Dima nervously attempts to steady us with his legs as they dangle over the edge of the sled.
There is something magical about moving through the woods at such a high speed without the noise of an engine. It is more intimate. You feel a connection to the land through which you are moving. Instead of observing it, you become a part of it.
All too soon we pull up to the house to the greeting of the barking dogs left behind. They seem to be asking, when is it my turn?
Dima asks, “How was the ride?”
“Horosho,” I reply, “Horosho!”
My stay in Russia was cut short because of visa difficulties. Three weeks to race across Russia allows one to just barely scratch the surface of this vast and complex society.
Leaving Russia is a tense moment, one that is stretched out over eight hours. Each train car is separated as they process the paperwork and search each bag for smuggled goods.

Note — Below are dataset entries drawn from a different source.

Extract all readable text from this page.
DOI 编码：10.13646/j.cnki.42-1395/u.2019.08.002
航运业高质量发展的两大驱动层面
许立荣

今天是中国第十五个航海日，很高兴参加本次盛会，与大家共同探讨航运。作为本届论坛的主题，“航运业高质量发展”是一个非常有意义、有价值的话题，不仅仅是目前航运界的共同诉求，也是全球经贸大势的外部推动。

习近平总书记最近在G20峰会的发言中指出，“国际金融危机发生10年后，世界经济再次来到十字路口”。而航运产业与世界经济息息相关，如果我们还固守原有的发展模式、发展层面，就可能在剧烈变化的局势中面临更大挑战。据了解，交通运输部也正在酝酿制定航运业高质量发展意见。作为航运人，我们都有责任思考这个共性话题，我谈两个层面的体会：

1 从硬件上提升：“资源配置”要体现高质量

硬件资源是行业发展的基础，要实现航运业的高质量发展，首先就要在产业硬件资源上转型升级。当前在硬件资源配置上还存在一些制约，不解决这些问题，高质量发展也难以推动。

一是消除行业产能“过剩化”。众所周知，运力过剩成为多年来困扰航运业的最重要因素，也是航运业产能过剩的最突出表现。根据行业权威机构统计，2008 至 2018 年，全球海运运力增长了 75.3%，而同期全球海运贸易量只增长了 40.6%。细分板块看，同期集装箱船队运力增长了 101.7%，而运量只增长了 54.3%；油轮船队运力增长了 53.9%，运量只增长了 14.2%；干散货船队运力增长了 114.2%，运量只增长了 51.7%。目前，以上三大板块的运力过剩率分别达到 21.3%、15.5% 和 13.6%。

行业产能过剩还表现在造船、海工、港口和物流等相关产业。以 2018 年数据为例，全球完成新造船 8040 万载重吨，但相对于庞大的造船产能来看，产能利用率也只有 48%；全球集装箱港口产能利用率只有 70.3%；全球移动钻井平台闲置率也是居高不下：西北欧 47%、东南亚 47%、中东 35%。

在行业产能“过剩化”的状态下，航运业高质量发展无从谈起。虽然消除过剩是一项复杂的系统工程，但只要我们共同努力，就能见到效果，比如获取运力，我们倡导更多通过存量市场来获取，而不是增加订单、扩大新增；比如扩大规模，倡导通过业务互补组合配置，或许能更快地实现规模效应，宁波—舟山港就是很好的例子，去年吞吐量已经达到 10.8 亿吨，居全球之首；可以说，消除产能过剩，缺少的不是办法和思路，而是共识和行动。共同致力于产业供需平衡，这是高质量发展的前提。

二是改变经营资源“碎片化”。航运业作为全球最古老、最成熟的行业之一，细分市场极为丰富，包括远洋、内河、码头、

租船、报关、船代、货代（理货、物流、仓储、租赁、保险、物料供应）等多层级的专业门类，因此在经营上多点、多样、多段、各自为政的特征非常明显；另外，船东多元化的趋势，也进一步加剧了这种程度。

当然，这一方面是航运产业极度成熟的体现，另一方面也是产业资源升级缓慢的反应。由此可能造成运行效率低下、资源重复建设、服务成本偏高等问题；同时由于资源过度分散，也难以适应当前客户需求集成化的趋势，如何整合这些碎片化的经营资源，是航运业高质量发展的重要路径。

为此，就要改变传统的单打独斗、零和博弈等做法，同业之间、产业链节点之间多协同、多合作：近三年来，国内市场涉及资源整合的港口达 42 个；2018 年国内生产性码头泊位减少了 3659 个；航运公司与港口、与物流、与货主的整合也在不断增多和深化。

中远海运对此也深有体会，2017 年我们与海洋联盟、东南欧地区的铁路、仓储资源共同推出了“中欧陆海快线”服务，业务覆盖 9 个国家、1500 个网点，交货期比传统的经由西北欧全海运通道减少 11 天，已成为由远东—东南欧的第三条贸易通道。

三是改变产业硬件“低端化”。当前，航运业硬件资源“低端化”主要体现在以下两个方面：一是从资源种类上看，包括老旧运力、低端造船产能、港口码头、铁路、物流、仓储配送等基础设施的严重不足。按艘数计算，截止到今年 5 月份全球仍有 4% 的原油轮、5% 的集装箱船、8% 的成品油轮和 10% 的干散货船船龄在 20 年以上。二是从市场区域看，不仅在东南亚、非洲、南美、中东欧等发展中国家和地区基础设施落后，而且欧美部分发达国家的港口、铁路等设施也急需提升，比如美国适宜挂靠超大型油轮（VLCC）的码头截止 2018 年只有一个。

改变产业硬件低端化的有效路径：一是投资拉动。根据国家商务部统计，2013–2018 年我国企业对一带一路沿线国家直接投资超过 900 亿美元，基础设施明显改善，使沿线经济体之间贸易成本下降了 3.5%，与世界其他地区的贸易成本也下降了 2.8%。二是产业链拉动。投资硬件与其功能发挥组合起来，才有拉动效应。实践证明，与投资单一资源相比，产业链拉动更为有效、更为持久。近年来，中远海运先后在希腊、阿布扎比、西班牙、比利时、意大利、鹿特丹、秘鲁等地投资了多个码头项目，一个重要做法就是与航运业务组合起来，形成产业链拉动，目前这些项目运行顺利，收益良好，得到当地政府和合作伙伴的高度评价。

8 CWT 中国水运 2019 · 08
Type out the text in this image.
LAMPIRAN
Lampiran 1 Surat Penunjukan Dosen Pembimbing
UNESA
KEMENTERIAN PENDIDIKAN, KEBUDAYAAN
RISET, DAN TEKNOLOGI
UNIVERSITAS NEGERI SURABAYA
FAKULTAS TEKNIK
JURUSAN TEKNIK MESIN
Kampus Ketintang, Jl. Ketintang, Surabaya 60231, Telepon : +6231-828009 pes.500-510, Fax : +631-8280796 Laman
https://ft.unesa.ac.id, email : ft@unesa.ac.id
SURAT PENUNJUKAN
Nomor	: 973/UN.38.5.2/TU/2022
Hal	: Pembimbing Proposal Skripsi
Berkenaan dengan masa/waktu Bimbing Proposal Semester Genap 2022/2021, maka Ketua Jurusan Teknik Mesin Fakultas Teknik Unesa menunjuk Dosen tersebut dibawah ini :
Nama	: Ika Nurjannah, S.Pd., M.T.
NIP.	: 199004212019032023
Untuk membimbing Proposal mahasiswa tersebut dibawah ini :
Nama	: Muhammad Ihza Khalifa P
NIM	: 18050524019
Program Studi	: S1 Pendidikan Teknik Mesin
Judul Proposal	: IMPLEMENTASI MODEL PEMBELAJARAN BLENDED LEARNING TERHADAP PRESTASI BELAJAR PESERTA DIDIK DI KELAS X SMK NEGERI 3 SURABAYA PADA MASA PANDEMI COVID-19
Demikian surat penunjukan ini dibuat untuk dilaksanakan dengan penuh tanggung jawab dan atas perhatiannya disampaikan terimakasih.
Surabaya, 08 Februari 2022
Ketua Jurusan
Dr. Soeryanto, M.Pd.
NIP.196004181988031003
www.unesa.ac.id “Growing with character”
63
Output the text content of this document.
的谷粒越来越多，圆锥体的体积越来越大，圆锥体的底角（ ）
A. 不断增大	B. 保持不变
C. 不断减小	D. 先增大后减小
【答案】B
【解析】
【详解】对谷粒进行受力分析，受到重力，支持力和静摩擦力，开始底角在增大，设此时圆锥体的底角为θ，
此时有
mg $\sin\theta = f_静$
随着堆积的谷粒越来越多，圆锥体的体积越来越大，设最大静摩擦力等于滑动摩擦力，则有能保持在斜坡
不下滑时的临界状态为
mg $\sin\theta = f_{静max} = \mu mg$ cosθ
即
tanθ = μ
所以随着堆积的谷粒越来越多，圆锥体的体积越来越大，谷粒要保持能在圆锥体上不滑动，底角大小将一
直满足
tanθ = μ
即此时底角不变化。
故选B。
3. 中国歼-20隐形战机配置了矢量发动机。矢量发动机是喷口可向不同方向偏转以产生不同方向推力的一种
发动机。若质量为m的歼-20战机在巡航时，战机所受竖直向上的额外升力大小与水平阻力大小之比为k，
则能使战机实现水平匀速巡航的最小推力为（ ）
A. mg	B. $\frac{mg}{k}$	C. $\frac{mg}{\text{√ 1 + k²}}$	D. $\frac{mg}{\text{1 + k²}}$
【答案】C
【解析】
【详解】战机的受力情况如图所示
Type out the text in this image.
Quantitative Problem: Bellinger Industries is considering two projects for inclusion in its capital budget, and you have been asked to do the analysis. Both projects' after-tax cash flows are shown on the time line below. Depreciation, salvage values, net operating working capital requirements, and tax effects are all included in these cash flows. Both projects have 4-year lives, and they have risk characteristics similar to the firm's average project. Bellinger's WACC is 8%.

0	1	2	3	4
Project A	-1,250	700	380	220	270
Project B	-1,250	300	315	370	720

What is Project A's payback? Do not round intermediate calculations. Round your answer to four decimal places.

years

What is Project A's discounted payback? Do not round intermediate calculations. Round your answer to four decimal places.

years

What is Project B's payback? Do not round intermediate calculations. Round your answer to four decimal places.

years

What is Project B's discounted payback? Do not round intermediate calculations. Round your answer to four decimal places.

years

“You have boom boom?” says the border guard to one of my Norwegian traveling companions as he shapes his hand into a gun.
“No,” she says nervously.
“Good,” he says with a smile. “Put your things back into your bag.”
Next, the head immigration officer walks through our train car.
“Did you go to Uganda?” he asks with a stoic face.
He smiles, and then tells me his brother is living there.
“I have some photos. Would like to see them?”
“Yes,” he says as his head nods with a smile.
While he pours over my photos of Africa, he speaks about his visit to Uganda to see his brother.
“I liked it very much. The wildlife there is amazing. My name is Alex, I hope your visit to Russia was good, and I wish we had more time to visit,” he says.
“Me too, Alex,” I respond.
“One day you must come back,” he says as he waves goodbye.